Выбрать главу

«Крепкий хозяйственник этот Ашиус», — цыкнул зубом Вася.

В помещении было темно и пахло чем-то с детства знакомым. Справа на полке, прямо у входа стоял таз с какими-то терпко пахнущими ягодами, их цвет в свете открытой двери разглядеть было невозможно — что-то серовато-черное. Я наклонилась понюхать — запахи в этом мире имели очень большое значение, а этот запах мне был чем-то знаком, вот только откуда я его знаю, пока не улавливала.

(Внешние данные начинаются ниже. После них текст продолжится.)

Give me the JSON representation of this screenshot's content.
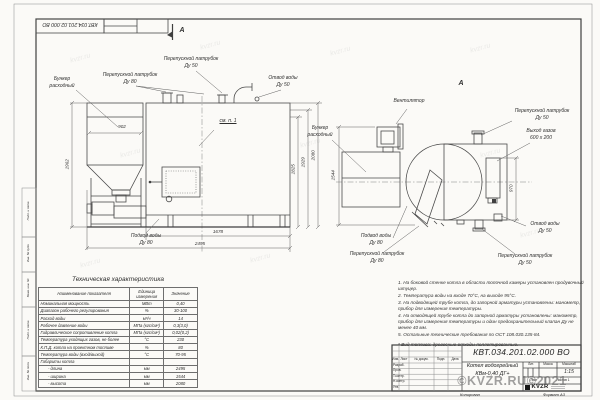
{
  "page": {
    "stamp_top": "КВТ.034.201.02.000 ВО",
    "copied_label": "Копировал",
    "format_label": "Формат А3"
  },
  "watermark": {
    "big": "©KVZR.RU©2021",
    "tile": "kvzr.ru"
  },
  "margin_labels": [
    "Инв. № подл.",
    "Подп. и дата",
    "Взам. инв. №",
    "Инв. № дубл.",
    "Подп. и дата"
  ],
  "views": {
    "front": {
      "section_mark": "А",
      "callouts": {
        "hopper1": "Бункер",
        "hopper2": "расходный",
        "bypass80": "Перепускной патрубок",
        "bypass80_size": "Ду 80",
        "bypass50": "Перепускной патрубок",
        "bypass50_size": "Ду 50",
        "outlet": "Отвод воды",
        "outlet_size": "Ду 50",
        "inlet": "Подвод воды",
        "inlet_size": "Ду 80",
        "see_note": "см. п. 1"
      },
      "dims": {
        "hopper_width": "902",
        "height_left": "1962",
        "h1": "1825",
        "h2": "1929",
        "h3": "2080",
        "body_length": "1678",
        "total_length": "2495"
      }
    },
    "side": {
      "view_mark": "А",
      "callouts": {
        "hopper1": "Бункер",
        "hopper2": "расходный",
        "fan": "Вентилятор",
        "bypass50_top": "Перепускной патрубок",
        "bypass50_top_size": "Ду 50",
        "gas1": "Выход газов",
        "gas2": "600 х 200",
        "outlet": "Отвод воды",
        "outlet_size": "Ду 50",
        "bypass50_bot": "Перепускной патрубок",
        "bypass50_bot_size": "Ду 50",
        "bypass80": "Перепускной патрубок",
        "bypass80_size": "Ду 80",
        "inlet": "Подвод воды",
        "inlet_size": "Ду 80"
      },
      "dims": {
        "width": "1544",
        "gas_offset": "970"
      }
    }
  },
  "spec_table": {
    "title": "Техническая характеристика",
    "headers": [
      "Наименование показателя",
      "Единица измерения",
      "Значение"
    ],
    "rows": [
      [
        "Номинальная мощность",
        "МВт",
        "0,40"
      ],
      [
        "Диапазон рабочего регулирования",
        "%",
        "30-100"
      ],
      [
        "Расход воды",
        "м³/ч",
        "14"
      ],
      [
        "Рабочее давление воды",
        "МПа (кгс/см²)",
        "0,3(3,0)"
      ],
      [
        "Гидравлическое сопротивление котла",
        "МПа (кгс/см²)",
        "0,02(0,2)"
      ],
      [
        "Температура уходящих газов, не более",
        "°С",
        "230"
      ],
      [
        "К.П.Д. котла на проектном топливе",
        "%",
        "80"
      ],
      [
        "Температура воды (вход/выход)",
        "°С",
        "70-95"
      ],
      [
        "Габариты котла",
        "",
        ""
      ],
      [
        "- длина",
        "мм",
        "2495"
      ],
      [
        "- ширина",
        "мм",
        "1544"
      ],
      [
        "- высота",
        "мм",
        "2080"
      ]
    ]
  },
  "notes": {
    "items": [
      "1. На боковой стенке котла в области топочной камеры установлен продувочный штуцер.",
      "2. Температура воды на входе 70°С, на выходе 95°С.",
      "3. На подводящей трубе котла, до запорной арматуры установлены: манометр, прибор для измерения температуры.",
      "4. На отводящей трубе котла до запорной арматуры установлены: манометр, прибор для измерения температуры и один предохранительный клапан Ду не менее 40 мм.",
      "5. Остальные технические требования по ОСТ 108.030.135-84."
    ],
    "fuel": "* Вид топлива: древесные отходы пеллетированные."
  },
  "titleblock": {
    "doc_number": "КВТ.034.201.02.000 ВО",
    "title1": "Котел водогрейный",
    "title2": "КВм-0,40 ДГ+",
    "col_izm": "Изм.",
    "col_list": "Лист",
    "col_doc": "№ докум.",
    "col_podp": "Подп.",
    "col_data": "Дата",
    "row_razrab": "Разраб.",
    "row_prov": "Пров.",
    "row_tkontr": "Т.контр.",
    "row_nkontr": "Н.контр.",
    "row_utv": "Утв.",
    "lit": "Лит.",
    "mass": "Масса",
    "scale_label": "Масштаб",
    "scale": "1:15",
    "sheet": "Лист",
    "sheets": "Листов 1",
    "logo": "KVZR"
  }
}
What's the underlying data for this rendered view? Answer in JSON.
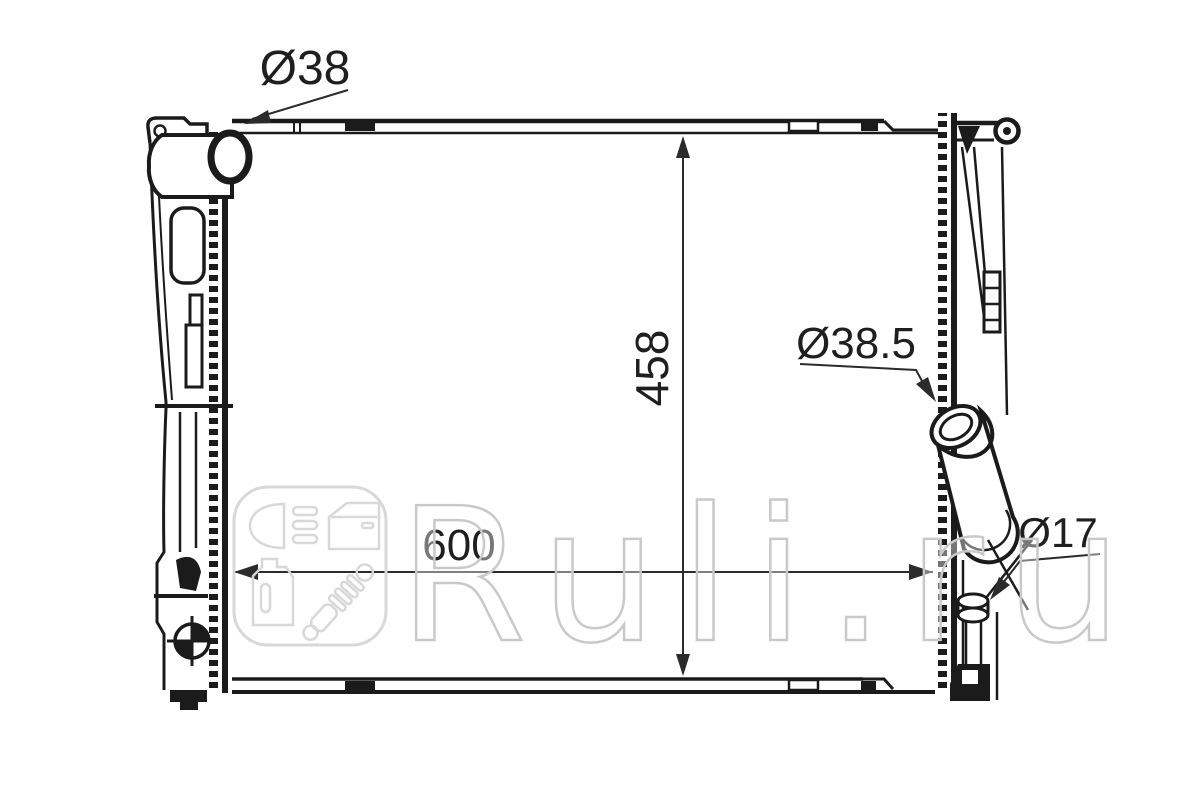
{
  "drawing": {
    "part": "radiator-technical-drawing",
    "dimensions": {
      "inlet_pipe_label": "Ø38",
      "outlet_pipe_label": "Ø38.5",
      "drain_fitting_label": "Ø17",
      "core_height_label": "458",
      "core_width_label": "600"
    },
    "colors": {
      "line": "#1b1b1b",
      "dimension_line": "#2b2b2b",
      "watermark_stroke": "#c9c9c9",
      "background": "#ffffff"
    }
  },
  "watermark": {
    "text": "Ruli.ru",
    "logo_icons": [
      "headlight-icon",
      "car-door-icon",
      "oil-canister-icon",
      "shock-absorber-icon"
    ]
  }
}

Я пошевелила липковатые ягоды пальцем, поднесла горсть их к носу. Странно. Вроде бы пахло какой-то знакомой настойкой. А вид ягод был мне совсем незнаком.

Странный клекот раздался совсем рядом и я внезапно увидела… петуха! Он яростно махал крыльями, подпрыгивал, надвигаясь на меня. От неожиданности я пульнула в него зажатыми в руке ягодами. Петух встрепенулся, передернулся всем телом и накинулся на ягоды, быстро склевывая их по одной.

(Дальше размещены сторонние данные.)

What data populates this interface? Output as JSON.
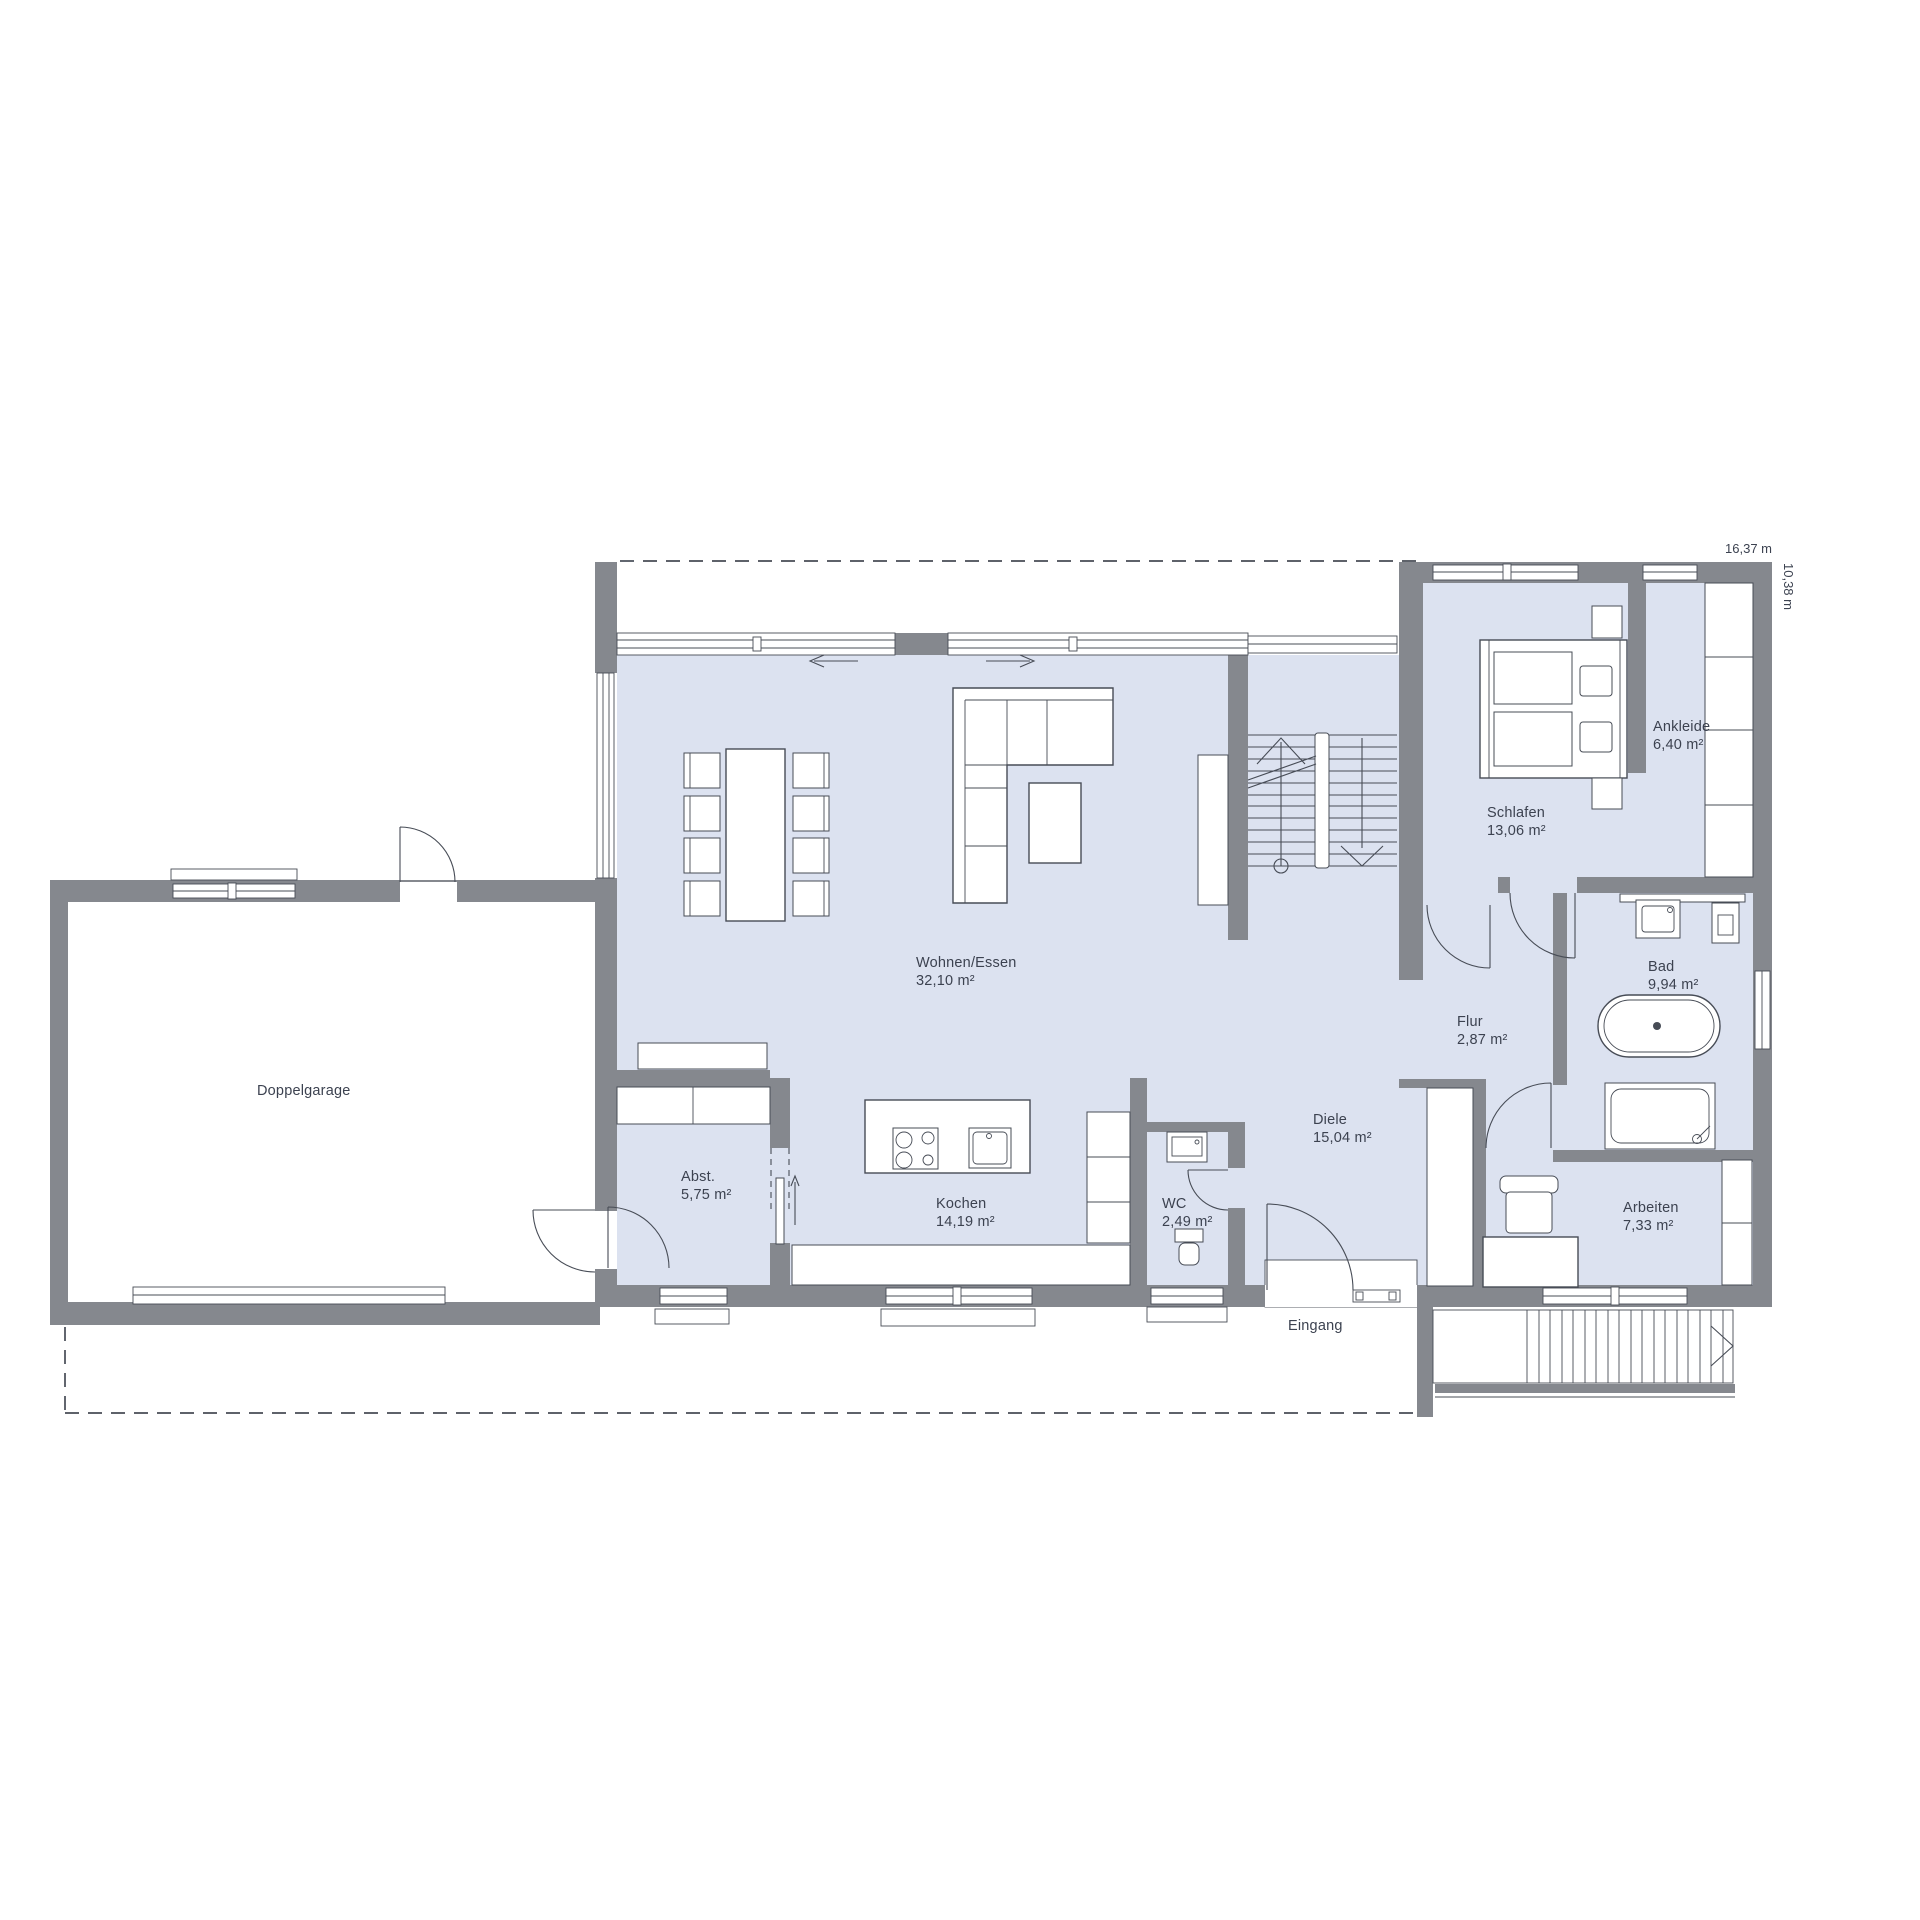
{
  "colors": {
    "wall": "#85888e",
    "floor": "#dce2f0",
    "line": "#474c56",
    "text": "#3c4250"
  },
  "dimensions": {
    "width_label": "16,37 m",
    "depth_label": "10,38 m"
  },
  "rooms": [
    {
      "id": "wohnen-essen",
      "name": "Wohnen/Essen",
      "area": "32,10 m²"
    },
    {
      "id": "kochen",
      "name": "Kochen",
      "area": "14,19 m²"
    },
    {
      "id": "abstellraum",
      "name": "Abst.",
      "area": "5,75 m²"
    },
    {
      "id": "wc",
      "name": "WC",
      "area": "2,49 m²"
    },
    {
      "id": "diele",
      "name": "Diele",
      "area": "15,04 m²"
    },
    {
      "id": "flur",
      "name": "Flur",
      "area": "2,87 m²"
    },
    {
      "id": "schlafen",
      "name": "Schlafen",
      "area": "13,06 m²"
    },
    {
      "id": "ankleide",
      "name": "Ankleide",
      "area": "6,40 m²"
    },
    {
      "id": "bad",
      "name": "Bad",
      "area": "9,94 m²"
    },
    {
      "id": "arbeiten",
      "name": "Arbeiten",
      "area": "7,33 m²"
    }
  ],
  "labels": {
    "garage": "Doppelgarage",
    "entrance": "Eingang"
  }
}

Я не мешкая, радуясь, что петух перестал обращать на меня внимание, попятилась задом и вывалилась из постройки, плотно прикрывая дверь.

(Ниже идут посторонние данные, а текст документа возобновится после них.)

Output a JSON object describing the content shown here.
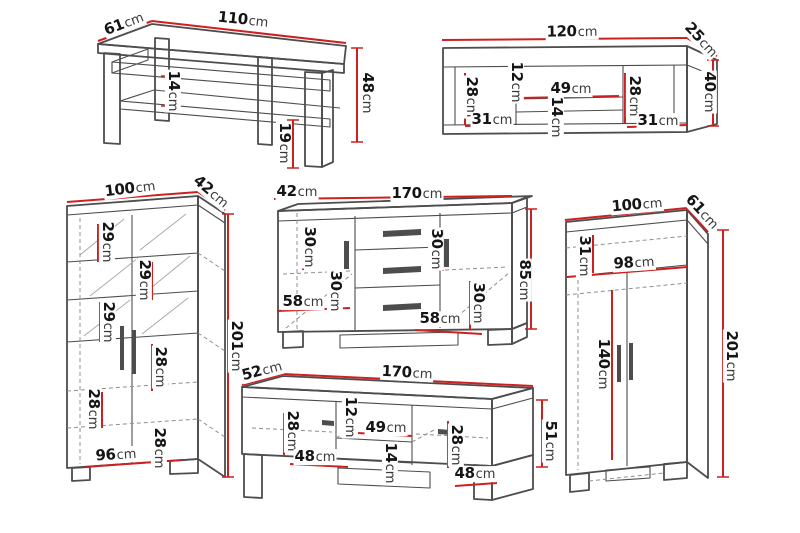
{
  "unit": "cm",
  "colors": {
    "dimension": "#cc2121",
    "outline": "#4d4d4d",
    "hidden": "#8f8f8f",
    "background": "#ffffff"
  },
  "furniture": {
    "coffee_table": {
      "dims": {
        "width": "110",
        "depth": "61",
        "height": "48",
        "shelf_gap": "14",
        "leg_height": "19"
      }
    },
    "wall_shelf": {
      "dims": {
        "width": "120",
        "depth": "25",
        "height": "40",
        "left_height": "28",
        "niche_top_height": "12",
        "niche_width": "49",
        "niche_bottom_height": "14",
        "right_height": "28",
        "left_width": "31",
        "right_width": "31"
      }
    },
    "display_cabinet": {
      "dims": {
        "width": "100",
        "depth": "42",
        "height": "201",
        "gap1": "29",
        "gap2": "29",
        "gap3": "29",
        "gap4": "28",
        "gap5": "28",
        "gap6": "28",
        "inner_width": "96"
      }
    },
    "sideboard": {
      "dims": {
        "depth": "42",
        "width": "170",
        "height": "85",
        "left_top": "30",
        "right_top": "30",
        "left_bottom": "30",
        "right_bottom": "30",
        "left_door_width": "58",
        "right_door_width": "58"
      }
    },
    "wardrobe": {
      "dims": {
        "width": "100",
        "depth": "61",
        "height": "201",
        "top_height": "31",
        "inner_width": "98",
        "door_height": "140"
      }
    },
    "tv_stand": {
      "dims": {
        "depth": "52",
        "width": "170",
        "height": "51",
        "left_height": "28",
        "niche_top_height": "12",
        "niche_width": "49",
        "niche_bottom_height": "14",
        "right_height": "28",
        "left_door_width": "48",
        "right_door_width": "48"
      }
    }
  }
}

— Штоп ты сдох, скотина! — звонко выкрикнула я, прислонилась к двери и медленно выдохнула, успокаивая дрожащие коленки.

В детстве, когда мы с родителями еще жили в деревне, один петух повадился нападать на меня. Поджидал, выискивал и нападал из засады, высоко подпрыгивая и больно клюя. Он имел такой воинственный вид, что его боялись даже взрослые, да и клевался так больно, что потом синяки долго не сходили. Две недели я жаловалась родителям, но они только посмеивались, и только когда отец что-то чинил, согнувшись, а петух подскочил и клюнул того в зад, отец разозлился и вечером на столе у нас уже был вкуснейший суп из драчливого придурка. Поэтому на петухов у меня была маленькая фобия, о которой я даже успела забыть, а вот поди ж ты, вспомнила.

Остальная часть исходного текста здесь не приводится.